The Forest City Derby Guys want you to join their pack
Credit: ANGELA MCINNES
The Forest City Derby Guys may be a small team, but they make up for it with their spirit and determination.
For almost four years the London men's roller derby team, playfully dubbed the Pack Men, has been proudly skating alongside their better-known female counterparts. They are a small but mighty group, persistently doing battle on and off the track to achieve recognition in the recent movement of roller derby revival.
At the moment, the team is comprised of around 10 players, a dismal number when compared to the three rapidly growing teams of the Forest City Derby Girls. In order to organize tournaments, separate regional divisions must often band together just to create a regulation amount of participants on either side. Despite being an internationally played sport, men's roller derby is still relatively new to Canada and has some catching up to do in terms of advertising and cultural acceptance.
A key challenge faced by the Pack Men is gaining new recruits. According to team captain Chris Potter (Potty Mouth 101), lack of awareness and understanding is largely to blame.
“It's the backburner to women's derby. A lot of men don't look at it as a sport the same as they do with say hockey or football. But to be honest, it's the best sport I've ever played.”
Men's roller derby implements the same rules and complex structure as women's, but there is one specific difference to how the game is played. Without discounting the potential brutality executed by the women's teams, men's derby tends to be rougher than women's only because of their larger physiques.
However, the overall spirit of comradery and kinship transcends the bounds of gender binaries. After watching his wife play, David Sharpe (Giraffe) has been a part of the team for seven months. Already he is experiencing benefits mirroring those of the female players.
“I love how much of a family it really is.

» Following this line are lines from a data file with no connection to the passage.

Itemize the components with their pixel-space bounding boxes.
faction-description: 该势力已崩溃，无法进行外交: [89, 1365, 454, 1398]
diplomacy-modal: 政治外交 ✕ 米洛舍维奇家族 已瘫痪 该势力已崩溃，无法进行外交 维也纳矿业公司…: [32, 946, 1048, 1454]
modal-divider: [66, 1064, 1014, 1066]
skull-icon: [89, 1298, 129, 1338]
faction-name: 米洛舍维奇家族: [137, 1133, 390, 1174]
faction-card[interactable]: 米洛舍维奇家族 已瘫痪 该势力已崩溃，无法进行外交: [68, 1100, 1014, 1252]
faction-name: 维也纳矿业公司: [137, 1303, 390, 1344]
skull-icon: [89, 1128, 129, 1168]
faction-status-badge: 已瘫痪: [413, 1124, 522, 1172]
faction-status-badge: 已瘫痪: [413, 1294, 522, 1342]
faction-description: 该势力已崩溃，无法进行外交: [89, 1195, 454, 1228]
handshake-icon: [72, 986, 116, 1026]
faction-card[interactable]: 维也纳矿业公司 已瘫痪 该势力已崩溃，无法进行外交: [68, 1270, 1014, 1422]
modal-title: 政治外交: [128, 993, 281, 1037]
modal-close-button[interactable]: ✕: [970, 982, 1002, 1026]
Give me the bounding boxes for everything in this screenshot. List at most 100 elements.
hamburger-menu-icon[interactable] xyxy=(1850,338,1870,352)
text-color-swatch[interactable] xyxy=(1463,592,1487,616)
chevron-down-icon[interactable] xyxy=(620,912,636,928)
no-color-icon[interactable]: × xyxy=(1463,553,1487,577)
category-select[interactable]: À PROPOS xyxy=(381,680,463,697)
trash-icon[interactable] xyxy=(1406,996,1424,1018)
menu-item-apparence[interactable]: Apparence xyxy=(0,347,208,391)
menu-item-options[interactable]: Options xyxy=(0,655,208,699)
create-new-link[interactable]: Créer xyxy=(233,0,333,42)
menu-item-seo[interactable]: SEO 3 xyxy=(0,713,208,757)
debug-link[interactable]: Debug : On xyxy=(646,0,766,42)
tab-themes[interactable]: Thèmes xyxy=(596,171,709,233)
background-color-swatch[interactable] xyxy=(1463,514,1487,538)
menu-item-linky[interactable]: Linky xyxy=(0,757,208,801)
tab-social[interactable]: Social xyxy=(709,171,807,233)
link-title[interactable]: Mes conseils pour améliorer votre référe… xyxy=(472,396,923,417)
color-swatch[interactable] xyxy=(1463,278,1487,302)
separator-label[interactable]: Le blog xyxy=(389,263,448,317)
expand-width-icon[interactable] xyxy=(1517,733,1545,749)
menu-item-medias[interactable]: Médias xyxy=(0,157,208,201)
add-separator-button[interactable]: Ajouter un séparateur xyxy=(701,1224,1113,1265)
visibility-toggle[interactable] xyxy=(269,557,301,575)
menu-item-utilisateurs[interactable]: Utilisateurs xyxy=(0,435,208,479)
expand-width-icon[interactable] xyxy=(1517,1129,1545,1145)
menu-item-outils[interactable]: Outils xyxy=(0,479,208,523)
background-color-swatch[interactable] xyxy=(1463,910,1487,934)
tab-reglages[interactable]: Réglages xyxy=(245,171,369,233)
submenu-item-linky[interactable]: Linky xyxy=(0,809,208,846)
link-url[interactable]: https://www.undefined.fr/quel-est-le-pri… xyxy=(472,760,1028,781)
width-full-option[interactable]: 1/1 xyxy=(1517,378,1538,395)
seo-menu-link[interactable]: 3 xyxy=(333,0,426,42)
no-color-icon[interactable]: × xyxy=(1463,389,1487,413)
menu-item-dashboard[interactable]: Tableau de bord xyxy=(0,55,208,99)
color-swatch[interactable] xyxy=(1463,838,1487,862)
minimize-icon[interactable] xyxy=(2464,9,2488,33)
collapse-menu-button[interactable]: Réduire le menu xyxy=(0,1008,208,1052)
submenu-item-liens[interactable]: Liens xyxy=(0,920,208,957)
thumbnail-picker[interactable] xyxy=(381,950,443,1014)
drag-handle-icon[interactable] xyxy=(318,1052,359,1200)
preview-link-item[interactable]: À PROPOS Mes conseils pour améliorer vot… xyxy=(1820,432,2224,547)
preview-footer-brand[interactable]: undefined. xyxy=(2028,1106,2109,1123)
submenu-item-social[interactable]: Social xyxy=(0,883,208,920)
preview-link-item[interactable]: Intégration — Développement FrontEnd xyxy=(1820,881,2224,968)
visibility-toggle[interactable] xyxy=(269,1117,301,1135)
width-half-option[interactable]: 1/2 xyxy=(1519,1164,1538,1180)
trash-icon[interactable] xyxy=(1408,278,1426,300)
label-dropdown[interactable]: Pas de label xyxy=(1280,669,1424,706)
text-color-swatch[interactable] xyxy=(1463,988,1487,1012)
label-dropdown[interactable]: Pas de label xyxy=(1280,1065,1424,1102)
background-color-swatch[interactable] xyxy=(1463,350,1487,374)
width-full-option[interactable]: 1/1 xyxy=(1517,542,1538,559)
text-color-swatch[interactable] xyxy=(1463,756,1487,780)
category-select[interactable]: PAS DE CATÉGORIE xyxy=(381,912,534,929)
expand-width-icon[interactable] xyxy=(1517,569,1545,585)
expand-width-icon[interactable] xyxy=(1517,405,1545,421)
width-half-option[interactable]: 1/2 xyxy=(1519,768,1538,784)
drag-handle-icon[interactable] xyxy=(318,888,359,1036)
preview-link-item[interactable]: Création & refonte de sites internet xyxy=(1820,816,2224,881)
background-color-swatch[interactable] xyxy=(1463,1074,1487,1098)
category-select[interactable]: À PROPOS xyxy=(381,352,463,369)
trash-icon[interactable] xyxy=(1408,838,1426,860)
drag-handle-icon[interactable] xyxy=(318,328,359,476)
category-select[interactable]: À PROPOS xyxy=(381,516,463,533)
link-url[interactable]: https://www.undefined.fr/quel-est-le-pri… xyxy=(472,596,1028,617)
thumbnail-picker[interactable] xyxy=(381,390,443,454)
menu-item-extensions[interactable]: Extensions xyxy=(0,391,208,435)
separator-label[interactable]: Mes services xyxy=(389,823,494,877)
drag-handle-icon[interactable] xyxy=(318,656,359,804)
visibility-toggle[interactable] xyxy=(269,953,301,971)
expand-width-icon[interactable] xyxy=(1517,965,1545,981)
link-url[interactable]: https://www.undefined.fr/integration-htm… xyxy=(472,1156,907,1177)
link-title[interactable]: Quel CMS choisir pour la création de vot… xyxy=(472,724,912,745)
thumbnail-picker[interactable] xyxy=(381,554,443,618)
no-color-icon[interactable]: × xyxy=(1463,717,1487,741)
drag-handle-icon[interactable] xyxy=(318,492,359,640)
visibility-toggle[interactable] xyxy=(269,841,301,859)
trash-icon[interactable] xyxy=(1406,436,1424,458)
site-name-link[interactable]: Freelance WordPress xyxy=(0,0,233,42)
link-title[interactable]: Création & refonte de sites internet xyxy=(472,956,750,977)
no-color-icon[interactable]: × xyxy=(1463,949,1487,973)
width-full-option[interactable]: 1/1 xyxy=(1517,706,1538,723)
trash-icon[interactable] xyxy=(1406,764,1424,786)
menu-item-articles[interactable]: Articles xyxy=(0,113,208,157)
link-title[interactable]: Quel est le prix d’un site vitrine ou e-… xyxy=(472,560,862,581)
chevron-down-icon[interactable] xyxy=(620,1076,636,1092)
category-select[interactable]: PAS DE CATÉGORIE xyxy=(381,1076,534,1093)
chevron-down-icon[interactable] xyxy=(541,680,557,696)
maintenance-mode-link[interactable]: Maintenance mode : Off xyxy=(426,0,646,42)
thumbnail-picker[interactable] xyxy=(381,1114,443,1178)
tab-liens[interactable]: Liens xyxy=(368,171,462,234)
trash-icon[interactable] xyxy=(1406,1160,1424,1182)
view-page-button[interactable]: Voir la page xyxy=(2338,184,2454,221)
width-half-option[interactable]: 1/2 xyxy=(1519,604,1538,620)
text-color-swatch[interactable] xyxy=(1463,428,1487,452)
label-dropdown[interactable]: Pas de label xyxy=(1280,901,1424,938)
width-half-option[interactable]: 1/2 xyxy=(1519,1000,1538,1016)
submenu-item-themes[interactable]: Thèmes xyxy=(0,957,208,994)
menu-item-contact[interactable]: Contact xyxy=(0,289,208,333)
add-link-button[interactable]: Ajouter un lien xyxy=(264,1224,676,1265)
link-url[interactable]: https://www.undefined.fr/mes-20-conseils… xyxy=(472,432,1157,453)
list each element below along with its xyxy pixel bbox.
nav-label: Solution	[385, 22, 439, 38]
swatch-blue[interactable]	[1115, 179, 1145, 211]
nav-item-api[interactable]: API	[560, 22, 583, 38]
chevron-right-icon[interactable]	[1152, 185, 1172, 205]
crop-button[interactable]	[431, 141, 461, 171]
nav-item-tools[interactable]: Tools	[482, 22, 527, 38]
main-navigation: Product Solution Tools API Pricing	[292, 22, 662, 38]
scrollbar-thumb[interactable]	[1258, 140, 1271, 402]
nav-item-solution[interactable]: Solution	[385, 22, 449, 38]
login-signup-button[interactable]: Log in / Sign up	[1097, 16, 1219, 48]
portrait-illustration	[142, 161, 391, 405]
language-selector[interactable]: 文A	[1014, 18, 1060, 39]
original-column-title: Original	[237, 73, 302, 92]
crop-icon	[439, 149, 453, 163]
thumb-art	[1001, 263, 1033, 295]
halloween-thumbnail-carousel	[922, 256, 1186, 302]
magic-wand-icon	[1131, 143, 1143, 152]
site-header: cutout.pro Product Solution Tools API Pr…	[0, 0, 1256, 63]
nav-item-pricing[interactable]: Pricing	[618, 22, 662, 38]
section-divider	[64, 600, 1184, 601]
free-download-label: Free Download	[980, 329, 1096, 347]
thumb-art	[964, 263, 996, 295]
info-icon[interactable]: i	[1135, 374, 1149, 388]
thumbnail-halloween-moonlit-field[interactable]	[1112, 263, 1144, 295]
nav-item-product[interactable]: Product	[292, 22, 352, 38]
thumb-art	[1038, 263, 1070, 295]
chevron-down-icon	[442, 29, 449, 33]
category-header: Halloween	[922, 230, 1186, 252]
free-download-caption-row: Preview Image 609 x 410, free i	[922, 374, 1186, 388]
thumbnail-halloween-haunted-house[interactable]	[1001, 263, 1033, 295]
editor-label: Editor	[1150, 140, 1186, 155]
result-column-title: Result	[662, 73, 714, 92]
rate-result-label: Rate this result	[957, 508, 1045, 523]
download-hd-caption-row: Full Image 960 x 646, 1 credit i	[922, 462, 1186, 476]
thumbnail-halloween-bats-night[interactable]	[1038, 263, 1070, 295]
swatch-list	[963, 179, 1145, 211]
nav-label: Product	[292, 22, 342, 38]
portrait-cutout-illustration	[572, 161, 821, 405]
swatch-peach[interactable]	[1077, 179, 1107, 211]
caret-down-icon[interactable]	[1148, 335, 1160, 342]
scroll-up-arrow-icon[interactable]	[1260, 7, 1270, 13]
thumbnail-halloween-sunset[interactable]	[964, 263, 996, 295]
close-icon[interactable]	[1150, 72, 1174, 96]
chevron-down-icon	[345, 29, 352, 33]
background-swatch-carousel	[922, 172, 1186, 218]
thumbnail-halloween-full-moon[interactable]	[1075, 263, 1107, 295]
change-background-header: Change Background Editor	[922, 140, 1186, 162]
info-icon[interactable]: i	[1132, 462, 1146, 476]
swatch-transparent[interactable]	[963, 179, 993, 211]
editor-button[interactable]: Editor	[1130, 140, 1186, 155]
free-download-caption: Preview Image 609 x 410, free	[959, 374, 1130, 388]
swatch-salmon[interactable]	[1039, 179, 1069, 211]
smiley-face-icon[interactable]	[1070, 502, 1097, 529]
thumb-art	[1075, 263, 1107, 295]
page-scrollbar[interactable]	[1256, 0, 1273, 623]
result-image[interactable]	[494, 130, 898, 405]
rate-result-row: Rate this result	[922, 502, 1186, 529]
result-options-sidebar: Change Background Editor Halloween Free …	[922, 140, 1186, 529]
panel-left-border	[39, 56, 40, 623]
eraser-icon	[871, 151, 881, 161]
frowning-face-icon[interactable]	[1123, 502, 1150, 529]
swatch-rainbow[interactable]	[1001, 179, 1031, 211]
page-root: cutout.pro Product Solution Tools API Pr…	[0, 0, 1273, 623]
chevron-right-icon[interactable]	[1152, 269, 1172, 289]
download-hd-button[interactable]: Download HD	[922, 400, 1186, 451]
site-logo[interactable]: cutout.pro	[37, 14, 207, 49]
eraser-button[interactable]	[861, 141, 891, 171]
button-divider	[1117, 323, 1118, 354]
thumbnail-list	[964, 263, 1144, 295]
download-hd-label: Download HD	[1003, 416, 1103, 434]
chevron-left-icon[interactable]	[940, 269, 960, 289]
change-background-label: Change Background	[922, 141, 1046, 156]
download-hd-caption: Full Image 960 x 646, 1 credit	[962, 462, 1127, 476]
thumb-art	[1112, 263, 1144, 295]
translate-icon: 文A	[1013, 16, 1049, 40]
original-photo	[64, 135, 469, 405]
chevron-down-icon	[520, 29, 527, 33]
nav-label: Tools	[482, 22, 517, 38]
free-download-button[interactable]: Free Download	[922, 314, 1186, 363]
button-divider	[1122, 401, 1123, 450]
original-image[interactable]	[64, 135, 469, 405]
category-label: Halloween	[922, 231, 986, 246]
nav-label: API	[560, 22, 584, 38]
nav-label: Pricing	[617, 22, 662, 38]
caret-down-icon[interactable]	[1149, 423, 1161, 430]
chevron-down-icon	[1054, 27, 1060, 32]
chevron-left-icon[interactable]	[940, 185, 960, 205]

Whatever it might be, we're there for each other. We're from a thousand different walks of life, between a lawyer, a mechanic, a carpenter, a truck driver, a call-centre worker, when we're here, we're all equal.”
The men's team also contends with the same public misconceptions as the women's. Many sponsors often decline a chance to advertise at games, failing to see how they can possibly gain exposure at what they may feel is an unwatched sport. Potter insists that the event is actually one of the hottest tickets in town, for people of all ages.
“On a good night, we pack the stands with 300 to 400 people. These events are fully licensed and kid friendly. They have hula hooping and activities at half time. Live bands are usually playing. Science students from Western will have demonstrations. My son's been coming here for four years and has a blast every time.”
Players of men's roller derby may risk a raised-eyebrow or two, but at the end of the night, the Pack Men just want to have fun doing something as a team, gender politics be damned.
When asked how he feels playing what's commonly referred to as a “girl's sport,” Paul Michael Anderson (Paul E. Scorin) doesn't miss a beat.
“It IS a girl's sport,” he stated matter-of-factly. “It's invented by women. But what's more progressive than feminists letting a bunch of dudes play a girl's game?”